Conçue comme un véritable récit documentaire, l’exposition rassemble cartes, maquettes, photographies, œuvres contemporaines et reconstitutions numériques pour interroger le rôle du patrimoine dans les zones de guerre. Elle s’appuie notamment sur les travaux de modélisation menés par l’organisation Iconem, offrant une restitution précise de sites endommagés ou détruits.

La falaise aux bouddhas de Bâmiyân, Afghanistan, 7 juillet 2008 © Shah Marai / AFP

Effacer, résister, réparer

Le parcours s’articule autour de trois temps – effacement, résistance et réparation – qui structurent la réflexion proposée au visiteur. De Tombouctou à Odessa, en passant par Bâmiyân ou Mossoul, l’exposition montre comment les conflits contemporains prennent le patrimoine pour cible, dans une logique d’effacement culturel autant que territorial.

La destruction des mausolées de Tombouctou en 2012, qualifiée de crime de guerre, ou les bombardements récents ayant touché des édifices majeurs à Odessa illustrent cette réalité. Mais au-delà du constat, l’exposition met en avant les initiatives de sauvegarde, les reconstructions et les démarches scientifiques qui permettent de documenter et parfois de restaurer ces sites.

Un patrimoine au cœur des enjeux contemporains

En croisant les regards d’architectes, de chercheurs, d’artistes et d’acteurs de terrain, l’exposition dépasse la simple dimension patrimoniale pour interroger les enjeux politiques, culturels et symboliques de ces destructions. Le patrimoine apparaît ici comme un marqueur identitaire majeur, dont la disparition ou la reconstruction participe directement à la mémoire collective et aux dynamiques de reconstruction des sociétés.

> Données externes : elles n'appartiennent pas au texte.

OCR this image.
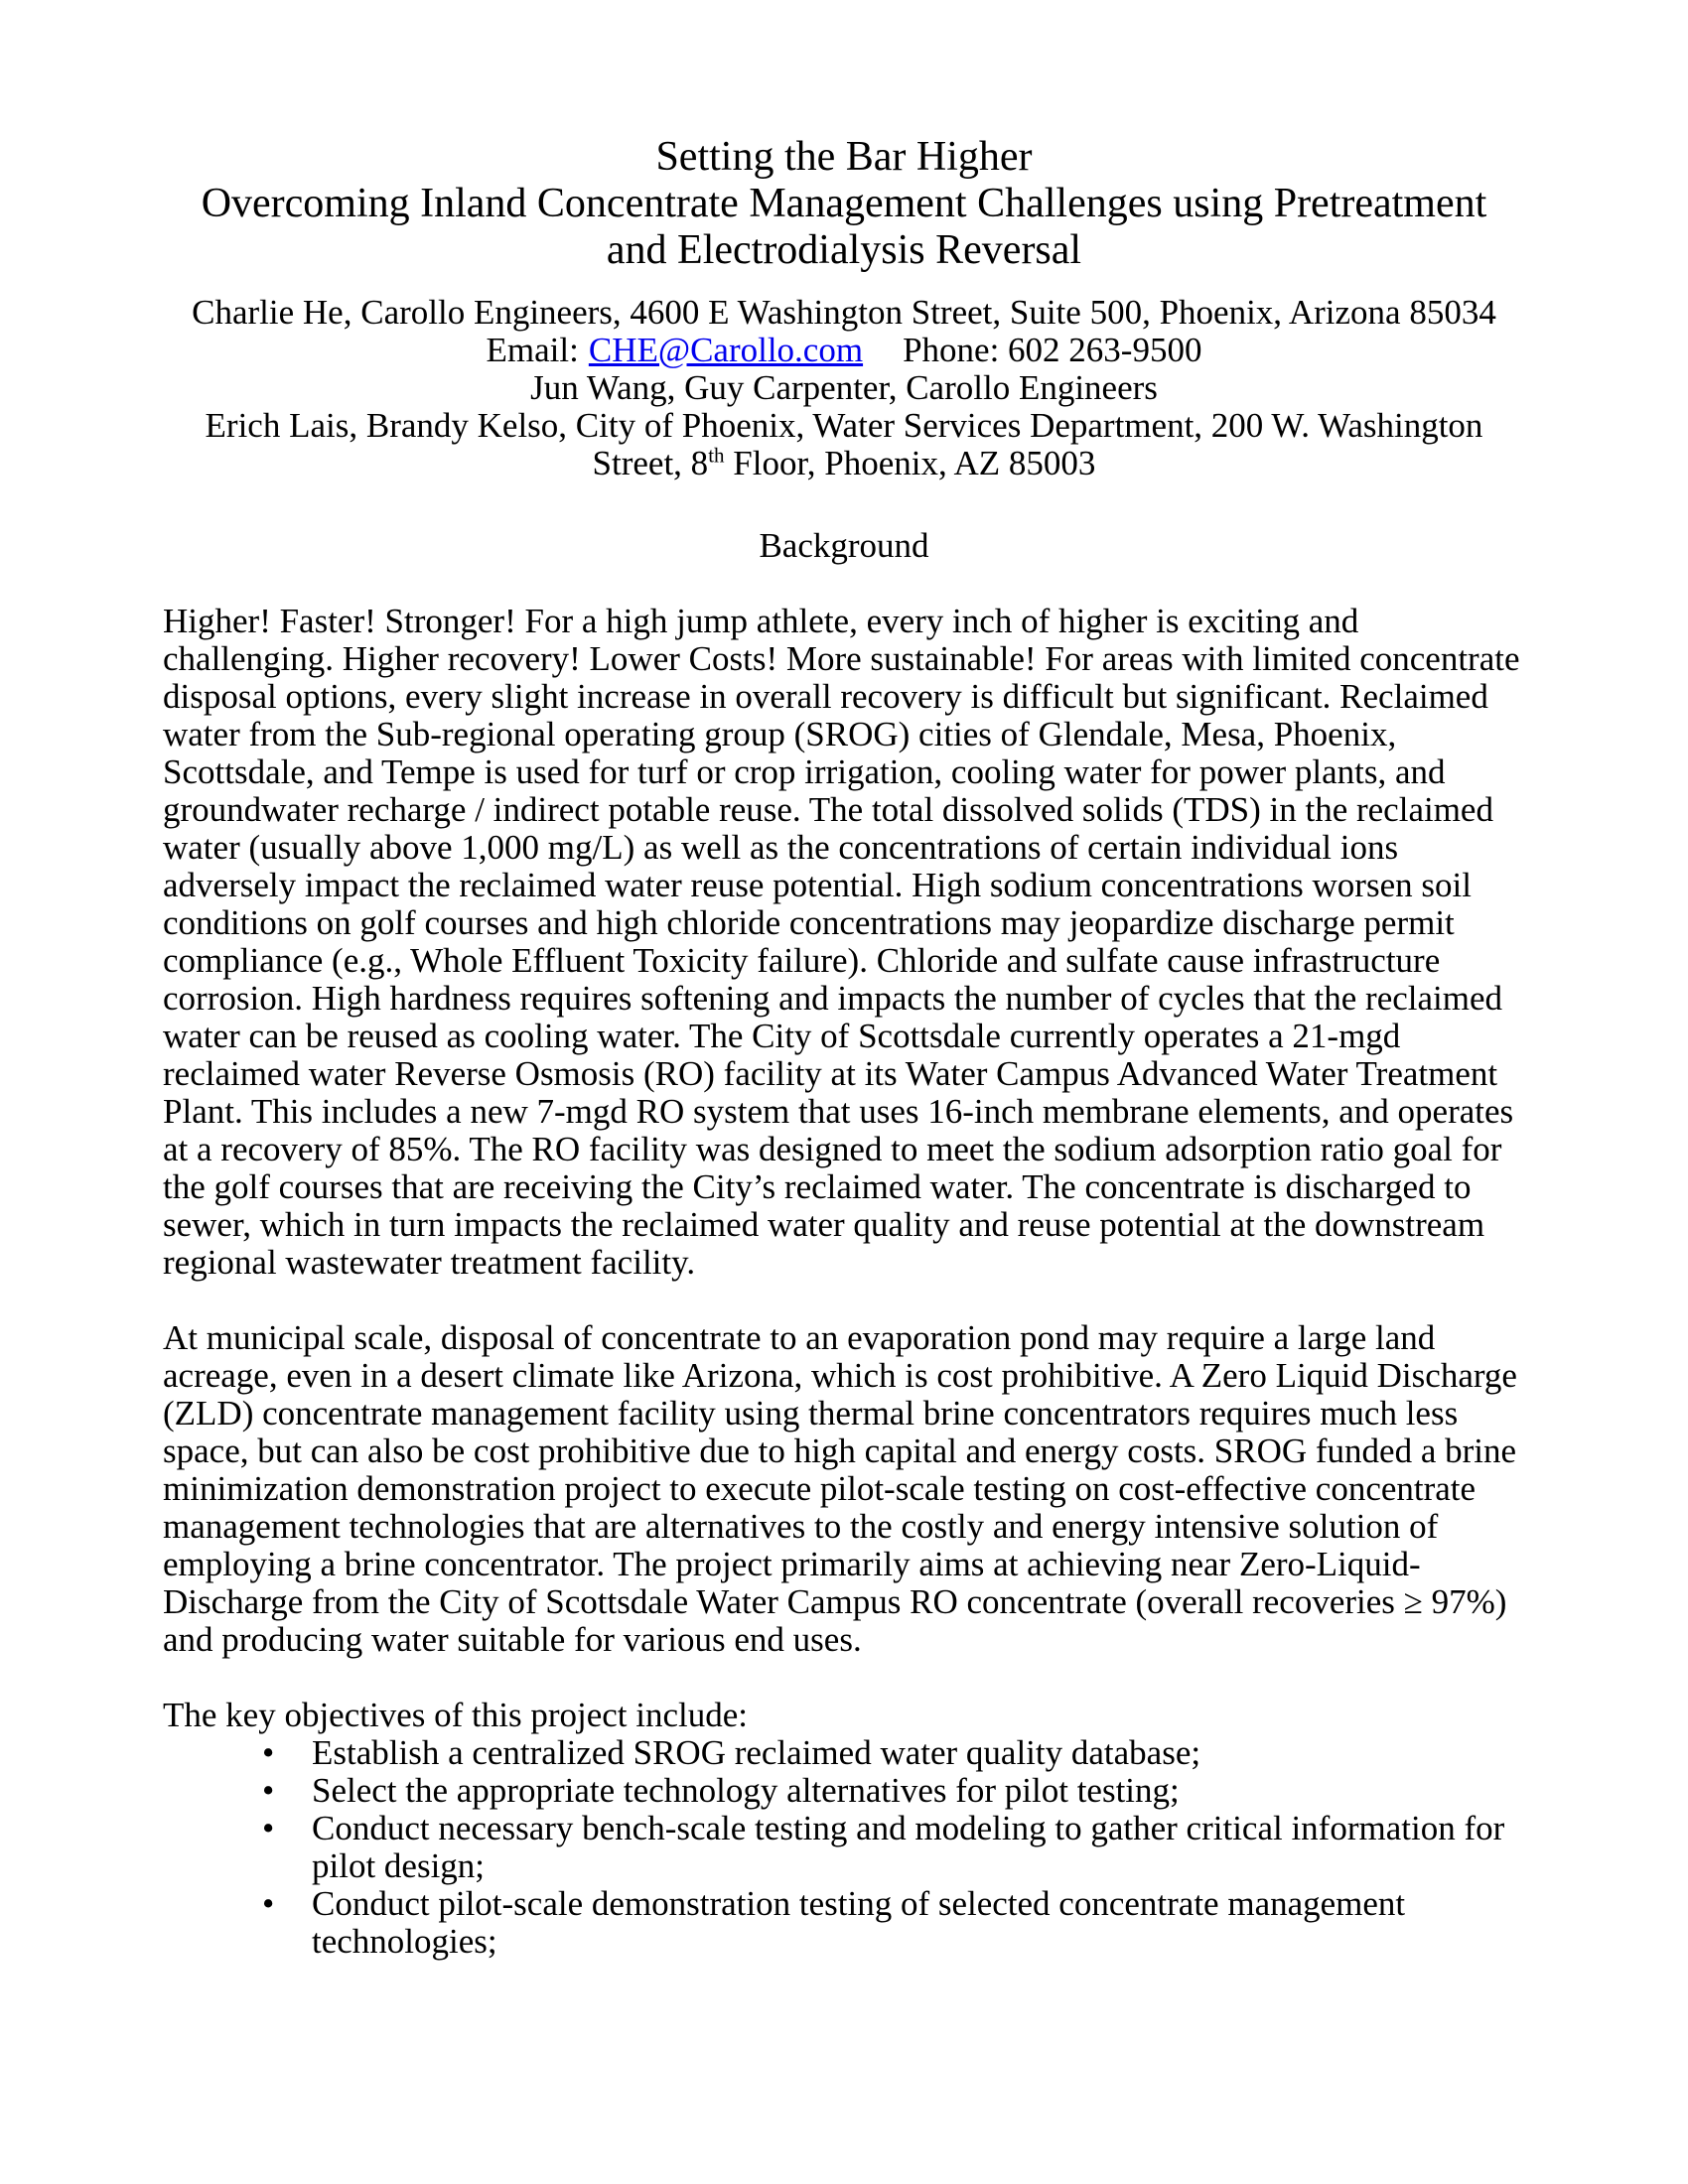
Setting the Bar Higher
Overcoming Inland Concentrate Management Challenges using Pretreatment
and Electrodialysis Reversal
Charlie He, Carollo Engineers, 4600 E Washington Street, Suite 500, Phoenix, Arizona 85034
Email: CHE@Carollo.com Phone: 602 263-9500
Jun Wang, Guy Carpenter, Carollo Engineers
Erich Lais, Brandy Kelso, City of Phoenix, Water Services Department, 200 W. Washington
Street, 8th Floor, Phoenix, AZ 85003
Background

Higher! Faster! Stronger! For a high jump athlete, every inch of higher is exciting and challenging. Higher recovery! Lower Costs! More sustainable! For areas with limited concentrate disposal options, every slight increase in overall recovery is difficult but significant. Reclaimed water from the Sub-regional operating group (SROG) cities of Glendale, Mesa, Phoenix, Scottsdale, and Tempe is used for turf or crop irrigation, cooling water for power plants, and groundwater recharge / indirect potable reuse. The total dissolved solids (TDS) in the reclaimed water (usually above 1,000 mg/L) as well as the concentrations of certain individual ions adversely impact the reclaimed water reuse potential. High sodium concentrations worsen soil conditions on golf courses and high chloride concentrations may jeopardize discharge permit compliance (e.g., Whole Effluent Toxicity failure). Chloride and sulfate cause infrastructure corrosion. High hardness requires softening and impacts the number of cycles that the reclaimed water can be reused as cooling water. The City of Scottsdale currently operates a 21-mgd reclaimed water Reverse Osmosis (RO) facility at its Water Campus Advanced Water Treatment Plant. This includes a new 7-mgd RO system that uses 16-inch membrane elements, and operates at a recovery of 85%. The RO facility was designed to meet the sodium adsorption ratio goal for the golf courses that are receiving the City’s reclaimed water. The concentrate is discharged to sewer, which in turn impacts the reclaimed water quality and reuse potential at the downstream regional wastewater treatment facility.

At municipal scale, disposal of concentrate to an evaporation pond may require a large land acreage, even in a desert climate like Arizona, which is cost prohibitive. A Zero Liquid Discharge (ZLD) concentrate management facility using thermal brine concentrators requires much less space, but can also be cost prohibitive due to high capital and energy costs. SROG funded a brine minimization demonstration project to execute pilot-scale testing on cost-effective concentrate management technologies that are alternatives to the costly and energy intensive solution of employing a brine concentrator. The project primarily aims at achieving near Zero-Liquid-Discharge from the City of Scottsdale Water Campus RO concentrate (overall recoveries ≥ 97%) and producing water suitable for various end uses.

The key objectives of this project include:

• Establish a centralized SROG reclaimed water quality database;
• Select the appropriate technology alternatives for pilot testing;
• Conduct necessary bench-scale testing and modeling to gather critical information for pilot design;
• Conduct pilot-scale demonstration testing of selected concentrate management technologies;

Cette approche sensible et documentée met également en évidence l’évolution des outils de conservation, notamment à travers le recours aux technologies numériques, devenues essentielles pour archiver, analyser et transmettre les traces des sites menacés ou disparus.

Une exposition ancrée dans l’actualité

En abordant des situations encore en cours, l’exposition s’inscrit dans une actualité immédiate. Elle rappelle que les questions de protection du patrimoine ne relèvent plus uniquement de l’histoire, mais constituent un enjeu contemporain majeur, à la croisée des politiques culturelles, des conflits internationaux et des stratégies de reconstruction.